- Born: 2 September 1866 Kensington, London
- Died: 16 August 1907 (aged 40) Dharmsala, Punjab, India
- Buried: Dharmsala Churchyard
- Allegiance: United Kingdom
- Branch: Indian Army
- Rank: Surgeon Major
- Unit: Indian Medical Service
- Conflicts: Lushai Expedition Malakand Frontier War Chitral Expedition Boxer Rebellion
- Awards: Victoria Cross

= Harry Frederick Whitchurch =

Recipient of the Victoria Cross

Harry Frederick Whitchurch (22 September 1866 - 16 August 1907) was an English recipient of the Victoria Cross, the highest and most prestigious award for gallantry in the face of the enemy that can be awarded to British and Commonwealth forces.

Whitchurch was 28 years old, and a surgeon captain in the Indian Medical Service, Indian Army during the Chitral Expedition of 1895 of 1895 when, on 3 March, the following deed took place for which he was awarded the VC.

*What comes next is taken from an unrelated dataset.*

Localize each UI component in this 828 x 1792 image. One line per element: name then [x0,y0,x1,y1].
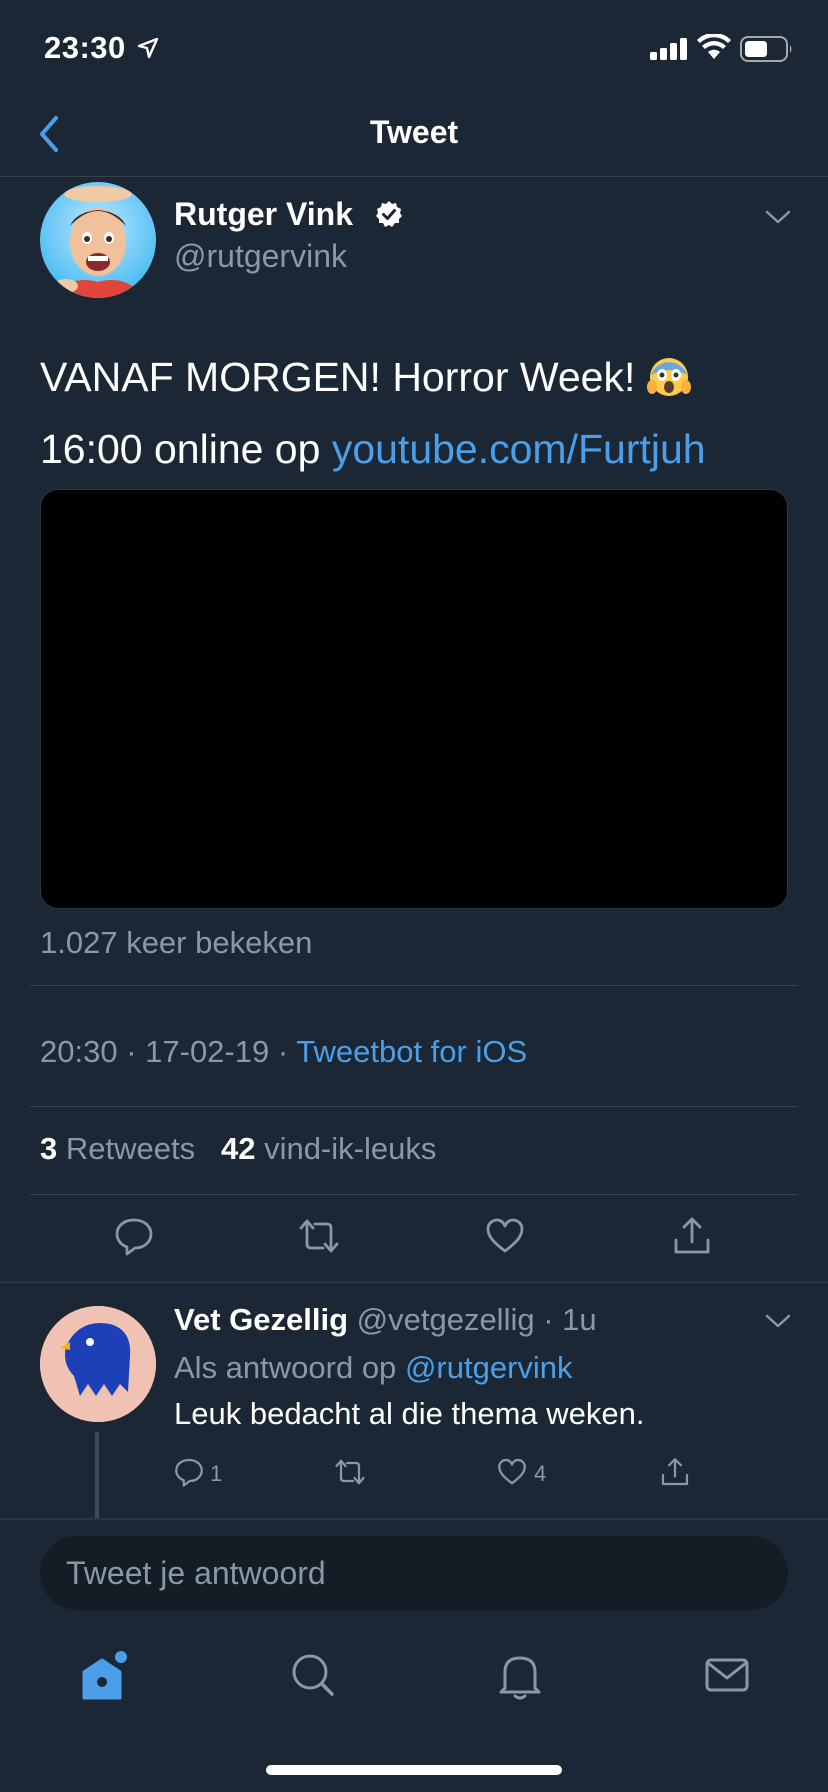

During the sortie from Chitral Fort of the 3rd March last, at the commencement of the siege, Surgeon-Captain Whitchurch went to the assistance of Captain Baird, 24th Bengal Infantry, who was mortally wounded, and brought him back to the fort under a heavy fire from the enemy. Captain Baird was on the right of the fighting line, and had only a small party of Gurkhas and men of the 4th Kashmir Rifles. He was wounded on the heights 'at a distance of a mile and a half from the fort. When Surgeon-Captain Whitchurch proceeded to his rescue, the enemy, in great strength, had broken through the fighting line'; darkness had set in and Captain Baird, Surgeon-Captain Whitchurch, and the sepoys were completely isolated from assistance. Captain Baird was placed in a dooly by Surgeon-Captain Whitchurch, and the party then attempted to return to the fort. The Gurkhas bravely clung to the dooly until three were killed and a fourth was severely wounded. Surgeon-Captain Whitchurch then put Captain Baird upon his back and carried him some distance with heroic courage and resolution. The little party kept diminishing in numbers, being fired at the whole way. On one or two occasions Surgeon-Captain Whitchurch was obliged to charge walls, from behind which the enemy kept up an incessant fire. At one place particularly the whole party was in imminent danger of being cut up, having been surrounded, by the enemy. Surgeon-Captain Whitchurch gallantly rushed the position, and eventually succeeded in getting Captain Baird and the sepoys into the fort. Nearly all the party were wounded, Captain Baird receiving two additional wounds before reaching the fort.

==Further information==
He later achieved the rank of surgeon major and died from enteric fever.

==The Medal==
His VC is on display at the Lord Ashcroft collection in the Imperial War Museum, Chelsea, London.